Member of the Florida House of Representatives from the 45th district
- In office November 5, 1974 – November 7, 1978
- Preceded by: F. Eugene Tubbs
- Succeeded by: Winston Gardner Jr.

Personal details
- Born: August 21, 1934 St. Petersburg, Florida
- Died: January 18, 2011 (aged 76) Palm Coast, Florida
- Party: Republican
- Spouse: Diane Oettinger
- Children: 3
- Education: Florida Southern College (B.S.)
- Occupation: Management consultant

Military service
- Allegiance: United States
- Branch/service: United States Army

= Clark Maxwell Jr. =

American politician (1934–2011)

Clark Maxwell Jr. (August 21, 1934 – January 18, 2011) was an American politician from Florida. A member of the Republican Party, he served in the Florida House of Representatives from 1974 to 1978 and in the Florida Senate from 1978 to 1984.

== Life and career ==
Maxwell was born in St. Petersburg, Florida. He attended Florida Southern College and served in the United States Army.

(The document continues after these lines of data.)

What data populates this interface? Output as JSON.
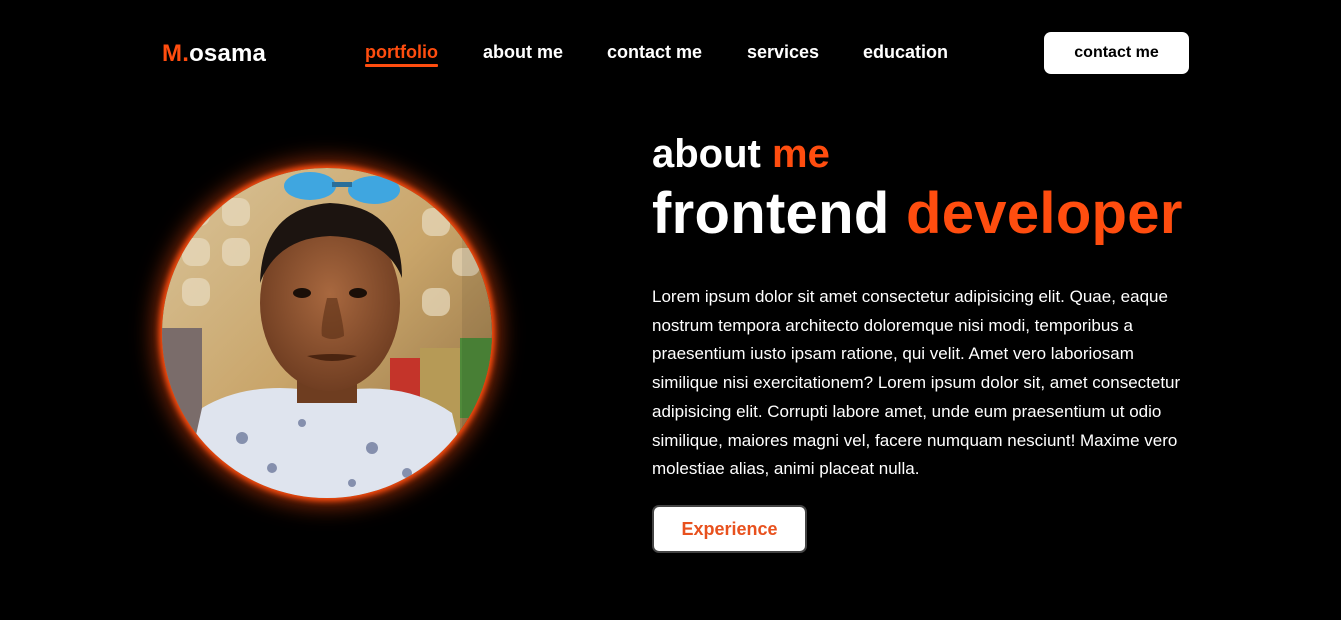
{
  "header": {
    "logo_prefix": "M.",
    "logo_name": "osama",
    "nav": [
      {
        "label": "portfolio",
        "active": true
      },
      {
        "label": "about me"
      },
      {
        "label": "contact me"
      },
      {
        "label": "services"
      },
      {
        "label": "education"
      }
    ],
    "cta_label": "contact me"
  },
  "about": {
    "subtitle_plain": "about",
    "subtitle_accent": "me",
    "title_plain": "frontend",
    "title_accent": "developer",
    "paragraph": "Lorem ipsum dolor sit amet consectetur adipisicing elit. Quae, eaque nostrum tempora architecto doloremque nisi modi, temporibus a praesentium iusto ipsam ratione, qui velit. Amet vero laboriosam similique nisi exercitationem? Lorem ipsum dolor sit, amet consectetur adipisicing elit. Corrupti labore amet, unde eum praesentium ut odio similique, maiores magni vel, facere numquam nesciunt! Maxime vero molestiae alias, animi placeat nulla.",
    "button_label": "Experience"
  },
  "theme": {
    "accent": "#ff4d0f",
    "background": "#000000",
    "button_text": "#e8511e"
  }
}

In 1974, Maxwell was elected to represent the 45th district of the Florida House of Representatives, succeeding F. Eugene Tubbs. He served until 1978, when he was succeeded by Winston Gardner Jr. In the same year, he was elected to represent the 16th district of the Florida Senate, succeeding Lori Wilson. He resigned in 1984 and was succeeded by Tim Deratany.

Maxwell died on January 18, 2011 at his home in Palm Coast, Florida, at the age of 76.